If bit 8 is 0: Builder context, points to a list of context-sensitive mappings. Bits 31..13: Index to the builder’s list of ConditionalCE32 for this character. Bits 12.. 9: Unused, 0.
If bit 8 is 1 (IS_BUILDER_JAMO_CE32): Builder-only jamoCE32 value. The builder fetches the Jamo CE32 from the trie. Bits 31..13: Jamo code point. Bits 12.. 9: Unused, 0.
Prefix = 8
Points to prefix trie. Bits 31..13: Index into prefix/contraction data. Bits 12.. 8: Unused, 0.
Contraction = 9
Points to contraction data. Bits 31..13: Index into prefix/contraction data. Bits 12..11: Unused, 0. Bit 10: CONTRACT_TRAILING_CCC flag. Bit 9: CONTRACT_NEXT_CCC flag. Bit 8: CONTRACT_SINGLE_CP_NO_MATCH flag.
Digit = 10
Decimal digit. Bits 31..13: Index into uint32_t table for non-numeric-collation CE32. Bit 12: Unused, 0. Bits 11.. 8: Digit value 0..9.
U0000 = 11
Tag for U+0000, for moving the NUL-termination handling from the regular fastpath into specials-handling code. Bits 31..8: Unused, 0. Not used by ICU4X.
Hangul = 12
Tag for a Hangul syllable. Bits 31..9: Unused, 0. Bit 8: HANGUL_NO_SPECIAL_JAMO flag. Not used by ICU4X, may get reused for compressing Hanja expansions.
LeadSurrogate = 13
Tag for a lead surrogate code unit. Optional optimization for UTF-16 string processing. Bits 31..10: Unused, 0. 9.. 8: =0: All associated supplementary code points are unassigned-implicit. =1: All associated supplementary code points fall back to the base data. else: (Normally 2) Look up the data for the supplementary code point. Not used by ICU4X.
Offset = 14
Tag for CEs with primary weights in code point order. Bits 31..13: Index into CE table, for one data “CE”. Bits 12.. 8: Unused, 0.

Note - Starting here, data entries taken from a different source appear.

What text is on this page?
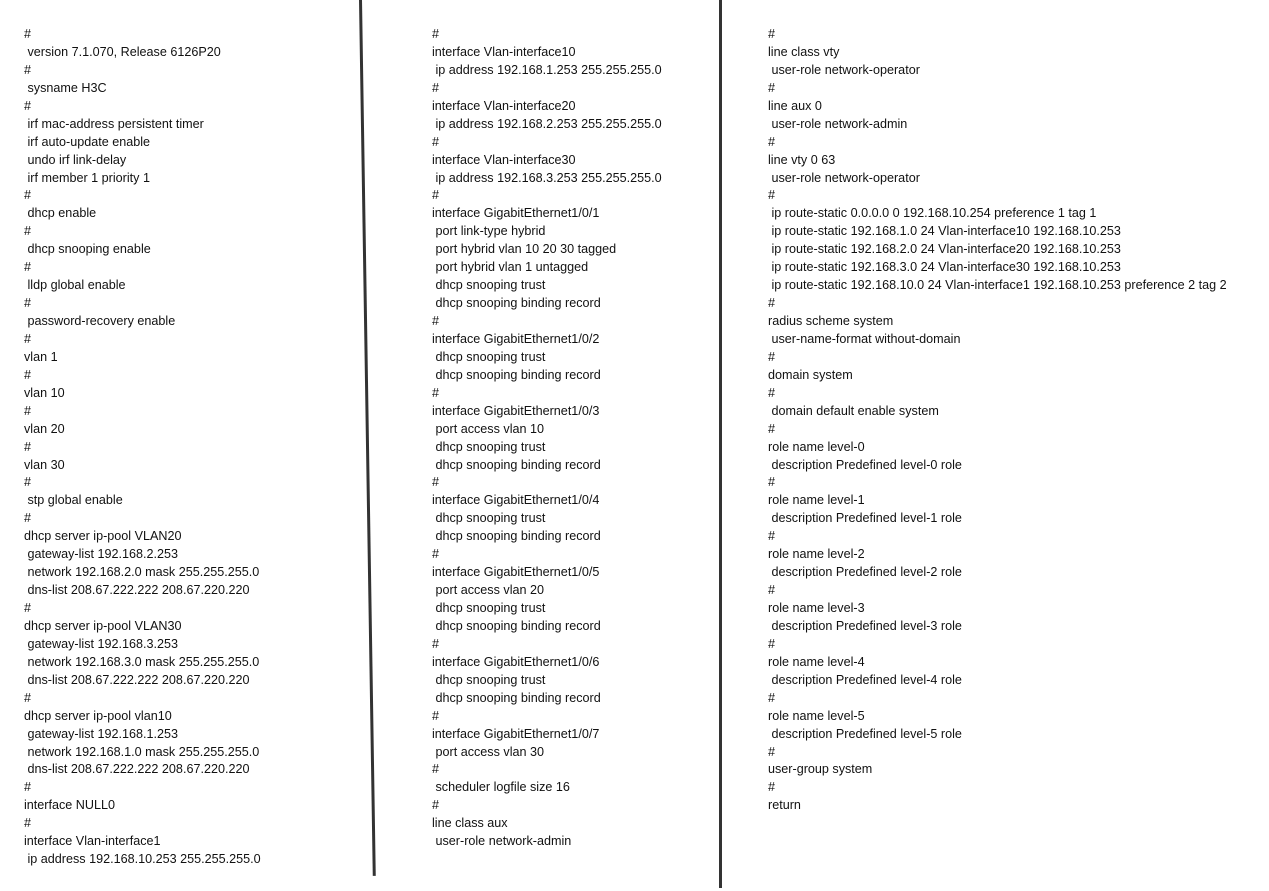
#
version 7.1.070, Release 6126P20
#
sysname H3C
#
irf mac-address persistent timer
irf auto-update enable
undo irf link-delay
irf member 1 priority 1
#
dhcp enable
#
dhcp snooping enable
#
lldp global enable
#
password-recovery enable
#
vlan 1
#
vlan 10
#
vlan 20
#
vlan 30
#
stp global enable
#
dhcp server ip-pool VLAN20
gateway-list 192.168.2.253
network 192.168.2.0 mask 255.255.255.0
dns-list 208.67.222.222 208.67.220.220
#
dhcp server ip-pool VLAN30
gateway-list 192.168.3.253
network 192.168.3.0 mask 255.255.255.0
dns-list 208.67.222.222 208.67.220.220
#
dhcp server ip-pool vlan10
gateway-list 192.168.1.253
network 192.168.1.0 mask 255.255.255.0
dns-list 208.67.222.222 208.67.220.220
#
interface NULL0
#
interface Vlan-interface1
ip address 192.168.10.253 255.255.255.0
#
interface Vlan-interface10
ip address 192.168.1.253 255.255.255.0
#
interface Vlan-interface20
ip address 192.168.2.253 255.255.255.0
#
interface Vlan-interface30
ip address 192.168.3.253 255.255.255.0
#
interface GigabitEthernet1/0/1
port link-type hybrid
port hybrid vlan 10 20 30 tagged
port hybrid vlan 1 untagged
dhcp snooping trust
dhcp snooping binding record
#
interface GigabitEthernet1/0/2
dhcp snooping trust
dhcp snooping binding record
#
interface GigabitEthernet1/0/3
port access vlan 10
dhcp snooping trust
dhcp snooping binding record
#
interface GigabitEthernet1/0/4
dhcp snooping trust
dhcp snooping binding record
#
interface GigabitEthernet1/0/5
port access vlan 20
dhcp snooping trust
dhcp snooping binding record
#
interface GigabitEthernet1/0/6
dhcp snooping trust
dhcp snooping binding record
#
interface GigabitEthernet1/0/7
port access vlan 30
#
scheduler logfile size 16
#
line class aux
user-role network-admin
#
line class vty
user-role network-operator
#
line aux 0
user-role network-admin
#
line vty 0 63
user-role network-operator
#
ip route-static 0.0.0.0 0 192.168.10.254 preference 1 tag 1
ip route-static 192.168.1.0 24 Vlan-interface10 192.168.10.253
ip route-static 192.168.2.0 24 Vlan-interface20 192.168.10.253
ip route-static 192.168.3.0 24 Vlan-interface30 192.168.10.253
ip route-static 192.168.10.0 24 Vlan-interface1 192.168.10.253 preference 2 tag 2
#
radius scheme system
user-name-format without-domain
#
domain system
#
domain default enable system
#
role name level-0
description Predefined level-0 role
#
role name level-1
description Predefined level-1 role
#
role name level-2
description Predefined level-2 role
#
role name level-3
description Predefined level-3 role
#
role name level-4
description Predefined level-4 role
#
role name level-5
description Predefined level-5 role
#
user-group system
#
return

This data “CE” has the following bit fields: Bits 63..32: Three-byte primary pppppp00. 31.. 8: Start/base code point of the in-order range. 7: Flag isCompressible primary. 6.. 0: Per-code point primary-weight increment.
Implicit = 15
Implicit CE tag. Compute an unassigned-implicit CE. All bits are set (UNASSIGNED_CE32=0xffffffff).